Mes poignets ont connu tour à tour les caresses de la soie et les injures de la laine, l'or des princes et les chaînes des esclaves. Mes doigts ont écarté mille voiles, mes lèvres ont fait rougir mille vierges, mes yeux ont vu agoniser des villes et mourir des empires.
De ma bouche, tu entendras l'arabe, le turc, le castillan, le berbère, l'hébreu, le latin et l'italien vulgaire, car toutes les langues, toutes les prières m'appartiennent. Mais je n'appartiens à aucune. Je ne suis qu'à Dieu et à la terre, et c'est à eux qu'un jour prochain je reviendrai.

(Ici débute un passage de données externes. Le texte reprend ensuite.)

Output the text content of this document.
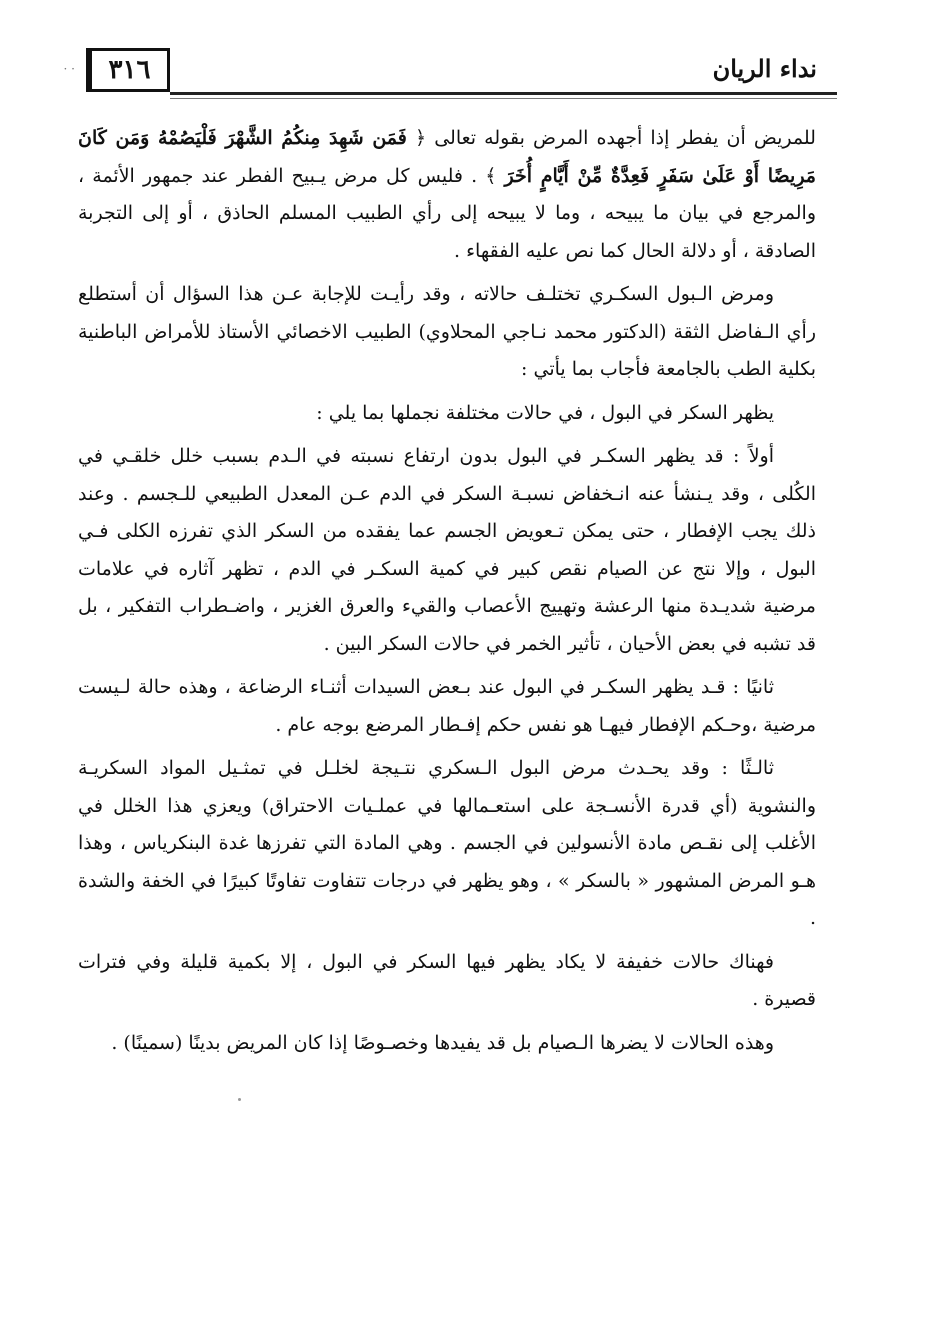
٣١٦	نداء الريان
· ·

للمريض أن يفطر إذا أجهده المرض بقوله تعالى ﴿ فَمَن شَهِدَ مِنكُمُ الشَّهْرَ فَلْيَصُمْهُ وَمَن كَانَ مَرِيضًا أَوْ عَلَىٰ سَفَرٍ فَعِدَّةٌ مِّنْ أَيَّامٍ أُخَرَ ﴾ . فليس كل مرض يـبيح الفطر عند جمهور الأئمة ، والمرجع في بيان ما يبيحه ، وما لا يبيحه إلى رأي الطبيب المسلم الحاذق ، أو إلى التجربة الصادقة ، أو دلالة الحال كما نص عليه الفقهاء .

ومرض الـبول السكـري تختلـف حالاته ، وقد رأيـت للإجابة عـن هذا السؤال أن أستطلع رأي الـفاضل الثقة (الدكتور محمد نـاجي المحلاوي) الطبيب الاخصائي الأستاذ للأمراض الباطنية بكلية الطب بالجامعة فأجاب بما يأتي :

يظهر السكر في البول ، في حالات مختلفة نجملها بما يلي :

أولاً : قد يظهر السكـر في البول بدون ارتفاع نسبته في الـدم بسبب خلل خلقـي في الكُلى ، وقد يـنشأ عنه انـخفاض نسبـة السكر في الدم عـن المعدل الطبيعي للـجسم . وعند ذلك يجب الإفطار ، حتى يمكن تـعويض الجسم عما يفقده من السكر الذي تفرزه الكلى فـي البول ، وإلا نتج عن الصيام نقص كبير في كمية السكـر في الدم ، تظهر آثاره في علامات مرضية شديـدة منها الرعشة وتهييج الأعصاب والقيء والعرق الغزير ، واضـطراب التفكير ، بل قد تشبه في بعض الأحيان ، تأثير الخمر في حالات السكر البين .

ثانيًا : قـد يظهر السكـر في البول عند بـعض السيدات أثنـاء الرضاعة ، وهذه حالة لـيست مرضية ،وحـكم الإفطار فيهـا هو نفس حكم إفـطار المرضع بوجه عام .

ثالـثًا : وقد يحـدث مرض البول الـسكري نتـيجة لخلـل في تمثـيل المواد السكريـة والنشوية (أي قدرة الأنسـجة على استعـمالها في عملـيات الاحتراق) ويعزي هذا الخلل في الأغلب إلى نقـص مادة الأنسولين في الجسم . وهي المادة التي تفرزها غدة البنكرياس ، وهذا هـو المرض المشهور « بالسكر » ، وهو يظهر في درجات تتفاوت تفاوتًا كبيرًا في الخفة والشدة .

فهناك حالات خفيفة لا يكاد يظهر فيها السكر في البول ، إلا بكمية قليلة وفي فترات قصيرة .

وهذه الحالات لا يضرها الـصيام بل قد يفيدها وخصـوصًا إذا كان المريض بدينًا (سمينًا) .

Et tu resteras après moi, mon fils. Et tu porteras mon souvenir. Et tu liras mes livres. Et tu reverras alors cette scène : ton père, habillé en Napolitain sur cette galée qui le ramène vers la côte africaine, en train de griffonner, comme un marchand qui dresse son bilan au bout d'un long périple.
Mais n'est-ce pas un peu ce que je fais : qu'ai-je gagné, qu'ai-je perdu, que dire au Créancier suprême? Il m'a prêté quarante années, que j'ai dispersées au gré des voyages : ma sagesse a vécu à Rome, ma passion au Caire, mon angoisse à Fès, et à Grenade vit encore mon innocence.”